Avatar of the Rouge in Tennessee? Click for more information.
BlueOval City will make Ford’s second-generation electric truck, code named Project T3with the capacity of 500,000 EV trucks a year at full production. Tennessee is a “right to work” (for less?) state, which means workers don’t have to be unionized. Tennessee sent at least $884 million in incentives and tax breaks from its taxpayers to close the deal announced back in September of 2021.
The sprawling assembly plant will use carbon-free electricity from the day it opens. For the first time in 120 years, Ford is also using recovered energy from the site’s utility infrastructure and geothermal system to provide carbon-free heat for the assembly plant. This will save about 300 million cubic feet of natural gas typically needed each year to heat similarly-sized vehicle assembly plants, Ford claimed.

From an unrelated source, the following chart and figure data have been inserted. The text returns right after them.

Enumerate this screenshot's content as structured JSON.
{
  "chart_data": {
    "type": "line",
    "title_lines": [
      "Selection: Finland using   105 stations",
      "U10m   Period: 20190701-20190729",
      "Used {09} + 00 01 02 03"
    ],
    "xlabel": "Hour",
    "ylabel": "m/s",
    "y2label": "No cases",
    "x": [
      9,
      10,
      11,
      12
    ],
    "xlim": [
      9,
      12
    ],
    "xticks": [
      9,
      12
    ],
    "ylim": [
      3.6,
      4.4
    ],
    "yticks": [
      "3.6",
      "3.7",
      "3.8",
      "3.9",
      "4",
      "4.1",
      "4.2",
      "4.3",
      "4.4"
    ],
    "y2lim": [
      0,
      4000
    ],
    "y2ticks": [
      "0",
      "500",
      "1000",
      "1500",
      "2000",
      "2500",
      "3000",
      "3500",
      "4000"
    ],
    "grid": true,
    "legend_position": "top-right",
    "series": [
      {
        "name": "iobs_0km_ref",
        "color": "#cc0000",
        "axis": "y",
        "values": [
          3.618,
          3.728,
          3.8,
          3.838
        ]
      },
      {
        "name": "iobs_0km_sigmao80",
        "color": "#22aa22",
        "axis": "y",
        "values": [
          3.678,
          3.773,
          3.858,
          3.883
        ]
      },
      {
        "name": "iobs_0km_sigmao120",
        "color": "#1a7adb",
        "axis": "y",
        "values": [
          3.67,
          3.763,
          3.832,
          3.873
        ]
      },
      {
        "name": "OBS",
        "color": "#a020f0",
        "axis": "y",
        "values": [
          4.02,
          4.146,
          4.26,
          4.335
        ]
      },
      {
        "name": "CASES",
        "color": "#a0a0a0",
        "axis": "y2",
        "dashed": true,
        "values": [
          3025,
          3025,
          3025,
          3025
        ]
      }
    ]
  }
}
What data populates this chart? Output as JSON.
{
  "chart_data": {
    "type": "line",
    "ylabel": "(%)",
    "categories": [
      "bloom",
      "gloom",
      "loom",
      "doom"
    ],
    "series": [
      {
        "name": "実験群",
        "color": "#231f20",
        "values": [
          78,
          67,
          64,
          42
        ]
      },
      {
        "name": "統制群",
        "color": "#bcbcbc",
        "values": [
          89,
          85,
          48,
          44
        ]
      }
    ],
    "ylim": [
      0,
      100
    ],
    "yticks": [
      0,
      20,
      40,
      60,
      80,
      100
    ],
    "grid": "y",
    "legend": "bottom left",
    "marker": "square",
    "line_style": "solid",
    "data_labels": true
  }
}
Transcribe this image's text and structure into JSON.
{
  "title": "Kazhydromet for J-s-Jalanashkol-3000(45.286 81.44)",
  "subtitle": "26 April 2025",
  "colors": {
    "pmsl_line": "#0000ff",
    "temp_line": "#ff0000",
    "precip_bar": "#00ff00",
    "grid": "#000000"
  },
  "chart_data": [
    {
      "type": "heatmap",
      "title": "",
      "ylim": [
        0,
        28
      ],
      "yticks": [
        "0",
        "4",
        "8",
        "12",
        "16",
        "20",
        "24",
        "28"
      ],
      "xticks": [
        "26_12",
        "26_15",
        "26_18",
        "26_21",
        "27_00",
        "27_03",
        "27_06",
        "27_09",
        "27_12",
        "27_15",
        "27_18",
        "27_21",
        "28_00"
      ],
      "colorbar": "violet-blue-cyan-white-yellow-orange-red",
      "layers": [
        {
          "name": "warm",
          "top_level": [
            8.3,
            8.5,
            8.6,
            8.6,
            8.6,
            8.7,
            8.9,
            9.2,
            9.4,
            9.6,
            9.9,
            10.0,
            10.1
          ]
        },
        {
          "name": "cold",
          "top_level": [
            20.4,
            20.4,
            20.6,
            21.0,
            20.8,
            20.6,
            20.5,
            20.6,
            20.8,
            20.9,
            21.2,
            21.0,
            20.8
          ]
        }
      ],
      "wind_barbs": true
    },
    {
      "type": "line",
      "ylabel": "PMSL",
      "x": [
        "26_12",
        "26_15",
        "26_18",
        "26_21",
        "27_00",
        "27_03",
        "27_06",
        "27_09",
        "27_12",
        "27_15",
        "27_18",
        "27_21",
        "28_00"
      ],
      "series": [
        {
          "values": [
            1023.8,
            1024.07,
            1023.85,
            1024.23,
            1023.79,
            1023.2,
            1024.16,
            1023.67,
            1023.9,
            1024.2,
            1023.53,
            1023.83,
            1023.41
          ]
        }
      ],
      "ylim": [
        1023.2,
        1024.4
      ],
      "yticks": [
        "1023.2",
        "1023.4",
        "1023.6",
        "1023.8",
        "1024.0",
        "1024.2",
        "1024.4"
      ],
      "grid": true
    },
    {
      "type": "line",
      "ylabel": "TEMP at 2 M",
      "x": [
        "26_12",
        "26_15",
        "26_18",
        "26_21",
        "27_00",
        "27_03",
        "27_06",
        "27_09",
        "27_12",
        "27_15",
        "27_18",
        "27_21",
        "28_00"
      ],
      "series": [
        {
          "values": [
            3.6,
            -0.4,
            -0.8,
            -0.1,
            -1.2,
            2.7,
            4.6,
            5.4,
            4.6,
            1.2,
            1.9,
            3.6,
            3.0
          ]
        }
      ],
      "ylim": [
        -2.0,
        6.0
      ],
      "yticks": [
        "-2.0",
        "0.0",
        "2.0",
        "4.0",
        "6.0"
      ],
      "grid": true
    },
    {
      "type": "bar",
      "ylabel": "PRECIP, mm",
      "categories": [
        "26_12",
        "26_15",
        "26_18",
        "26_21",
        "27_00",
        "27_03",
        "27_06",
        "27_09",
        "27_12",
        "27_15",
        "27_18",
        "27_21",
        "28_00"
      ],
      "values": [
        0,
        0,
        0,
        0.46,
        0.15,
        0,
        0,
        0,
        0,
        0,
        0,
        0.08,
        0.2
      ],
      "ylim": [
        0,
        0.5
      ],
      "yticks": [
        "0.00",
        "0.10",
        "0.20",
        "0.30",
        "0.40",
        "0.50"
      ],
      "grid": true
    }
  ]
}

Ford’s Project T3 is developing its second-generation EV truck concurrently with the new assembly plant. Ford claims resulting efficiencies,such as a 30% smaller general assembly footprint than traditional plants, while delivering higher production capacity.
The 3600-acre campus also has a fully integrated BlueOval SK battery manufacturing on-site. It will build battery cells, arrays and assemble battery packs that will be delivered just across the site into the assembly plant in less than 30 minutes.
It’s ironic that the state of Michigan today repealed the state’s right to work law – the birthplace and longstanding home of Ford Motor. “Today, we are coming together to restore workers’ rights, protect Michiganders on the job, and grow Michigan’s middle class,” Democratic Governor Gretchen Whitmer said when signing the legislation.